Но главнейшим из чудес, фирменным бабушкиным чудом было, разумеется, варенье!

Варенье тогда не варили – над ним священнодействовали!

В любом доме, для любой хозяйки то был обряд, ритуал, который соблюдали по всей строгости, дополняя передаваемые из поколения в поколение секреты собственным вдохновением и страстью. Состязание, спор самолюбий, честь семьи, женская умелость и домовитость, предмет гордости, льстивых похвал, завистливых восторгов, причина горячих раздоров и многолетних распрей – вот чем было варенье в те времена, когда занимались им не на бегу, не между прочими скорыми делами, а конфитюры и джемы не стояли еще в каждом продмаге, упакованные в жесть и разлитые по стеклянным банкам! Варенье не ели – его пробовали, его смаковали, подавая гостям в тонкостенной вазочке на высокой ножке, его клали в чай, его разглядывали, оценивали – на запах, на вкус, на цвет, капали на кончик языка – и замирали, закрывали глаза, ощущая среди зимы томное блаженство летнего зноя, блеклую синеву небес и упрямое круженье золотого шмеля над остывающей сладкой пенкой...

Так было. И когда все в доме покидало свои места, лишалось привычного, будничного смысла, когда из дальнего угла с торжественным, плывучим звоном появлялся медный таз, сверкающий, словно каска пожарника, и косяки наново промытых широкогорлых банок нетерпеливо выстраивались на подоконнике, и пропадала, рушилась граница между днем и ночью – мы с дедом знали: бабушка варит ренклоды!..

Спозаранок, прозрачным августовским утром она уходила на базар и возвращалась домой – чего не бывало ни в какие прочие дни – на извозчике, с корзиной, а то и двумя, крупных, с мой тогдашний кулак, буро-зеленых слив, из которых ни одной не случалось помятой или порченой.

 Сливу ополаскивали водой, давали просохнуть, и мы с дедом присоединялись к бабушке: каждую полагалось надколоть в нескольких местах острыми зубьями вилки. Потом ренклоды – «ренглоты», как называла их бабушка! – присыпали сахаром, он темнел, истаивал, глубокий таз наливался густеющим на глазах сиропом. На другое утро на террасу, которая тянулась вдоль всего верхнего этажа, выносили керосинку, начищенную, как в праздник. Ее слабый огонь, чуть заметный в закопченное слюдяное окошечко, неторопливо согревал таз, к полудню сок, розовея, покрывался мелкими ленивыми пузырьками. Они слипались, лопались, высвобождая клубочки пара, пропитанного сладостным, щекочущим ноздри ароматом. Но – шалишь! – варенью только-только давали вскипеть и тут же снимали с огня. За ночь оно выстывало, цвет его созревал до рубинового. С утра таз вновь водружали на керосинку. Снова показывалась пена, взбухала, рвалась, образуя клокочущие вулканчики.

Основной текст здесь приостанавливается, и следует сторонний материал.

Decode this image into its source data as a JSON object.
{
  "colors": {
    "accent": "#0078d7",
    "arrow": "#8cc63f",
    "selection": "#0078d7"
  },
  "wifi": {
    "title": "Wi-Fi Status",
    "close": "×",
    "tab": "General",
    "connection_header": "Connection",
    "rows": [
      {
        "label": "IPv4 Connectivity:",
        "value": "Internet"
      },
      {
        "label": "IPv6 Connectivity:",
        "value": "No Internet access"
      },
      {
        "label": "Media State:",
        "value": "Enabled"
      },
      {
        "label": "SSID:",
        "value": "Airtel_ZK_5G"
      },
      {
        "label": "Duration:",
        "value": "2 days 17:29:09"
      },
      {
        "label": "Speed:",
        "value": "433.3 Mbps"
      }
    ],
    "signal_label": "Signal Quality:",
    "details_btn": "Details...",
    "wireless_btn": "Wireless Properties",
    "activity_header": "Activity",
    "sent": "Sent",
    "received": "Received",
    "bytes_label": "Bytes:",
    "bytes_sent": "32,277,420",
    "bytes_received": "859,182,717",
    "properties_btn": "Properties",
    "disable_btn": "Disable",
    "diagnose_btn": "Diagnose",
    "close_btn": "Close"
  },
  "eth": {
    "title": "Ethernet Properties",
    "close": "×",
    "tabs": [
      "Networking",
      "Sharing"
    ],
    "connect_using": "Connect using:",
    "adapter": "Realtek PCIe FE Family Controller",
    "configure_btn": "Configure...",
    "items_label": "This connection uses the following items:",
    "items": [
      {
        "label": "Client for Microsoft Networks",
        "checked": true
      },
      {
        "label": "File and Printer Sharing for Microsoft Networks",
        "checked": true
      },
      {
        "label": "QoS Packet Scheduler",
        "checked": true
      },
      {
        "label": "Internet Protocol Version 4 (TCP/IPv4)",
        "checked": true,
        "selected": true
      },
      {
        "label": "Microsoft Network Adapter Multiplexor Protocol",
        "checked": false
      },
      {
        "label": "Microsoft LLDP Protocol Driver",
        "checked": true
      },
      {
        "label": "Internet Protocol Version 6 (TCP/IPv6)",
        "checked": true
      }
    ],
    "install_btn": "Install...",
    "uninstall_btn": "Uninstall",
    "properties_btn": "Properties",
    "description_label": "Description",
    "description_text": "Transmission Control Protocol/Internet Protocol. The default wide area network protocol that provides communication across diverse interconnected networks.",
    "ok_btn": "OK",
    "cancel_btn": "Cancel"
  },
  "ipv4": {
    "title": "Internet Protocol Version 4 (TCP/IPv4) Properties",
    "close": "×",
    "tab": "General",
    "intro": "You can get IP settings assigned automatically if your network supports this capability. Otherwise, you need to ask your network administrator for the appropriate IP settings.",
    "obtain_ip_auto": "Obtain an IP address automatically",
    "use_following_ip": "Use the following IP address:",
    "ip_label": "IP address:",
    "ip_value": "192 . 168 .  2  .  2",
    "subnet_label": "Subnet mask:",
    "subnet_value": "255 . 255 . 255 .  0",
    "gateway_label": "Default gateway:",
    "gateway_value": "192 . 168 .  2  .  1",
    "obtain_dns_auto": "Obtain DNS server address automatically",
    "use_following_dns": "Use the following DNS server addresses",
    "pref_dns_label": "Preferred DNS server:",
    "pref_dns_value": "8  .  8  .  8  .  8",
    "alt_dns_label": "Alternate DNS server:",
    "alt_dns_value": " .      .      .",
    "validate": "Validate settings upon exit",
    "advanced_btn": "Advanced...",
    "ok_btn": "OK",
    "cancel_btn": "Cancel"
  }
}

Однако лишь на третий раз варенью разрешалось вдоволь покипеть, разливая волшебное свое благоухание по всей террасе. Соседки, забывая собственные примусы и кастрюли, тазы и керосинки, сбегались взглянуть на знаменитое бабушкино варенье из ренклодов. Каждая слива бывала целехонька – налитая, сочная, казалось, превзошедшая даже свои естественные размеры. В том-то и заключалось искусство: не дать ей размякнуть, потрескаться, развариться, потому и тратили на это варенье и три, и четыре дня! Но имелись тут, помимо терпенья, и свои тайны, отчего на варенье из ренклодов отваживались немногие, а сравниться с бабушкой не удавалось никому.

Она же, скромно-ликующая, в своем темном, с белыми горошками платье, в ситцевом, светлом от частой стирки переднике, выглядела застенчивой именинницей и, румяная от жара, до удивленья помолодевшая, только посмеивалась – не то смущенно, не то загадочно,– разводила руками, и каждой соседке наполняла баночку свежим вареньем «на пробу», осторожно вынимая из бурлящего таза огромные, в темных огнях сливы. Казалось, они живые – и дышат...

Она любила угощать. И когда многочисленная, нешумная, степенная наша родня, бывало, сходилась у нас за столом, под низким оранжевым абажуром, когда появлялся червонно-медный, в печатях и медалях, похожий на царского генерала самовар, подсвеченный рдеющими за решеткой угольками, бабушка выставляла из буфета варенье: сладкое – из клубники и черешни, кисленькое – из крыжовника и клюквы, душистое варенье из малины, из нежной ежевики, из яблок и груш, рассеченных на янтарные ломтики; золотистое, с лимонным оттенком,– из терпкой, вяжущей рот айвы, варенье смородиновое, брусничное, варенье из чернослива... Но, понятно, не все разом, а двух-трех сортов, чтобы на другой вечер не случилось повторения – на него могли претендовать лишь несравненные, роскошные бабушкины ренклоды!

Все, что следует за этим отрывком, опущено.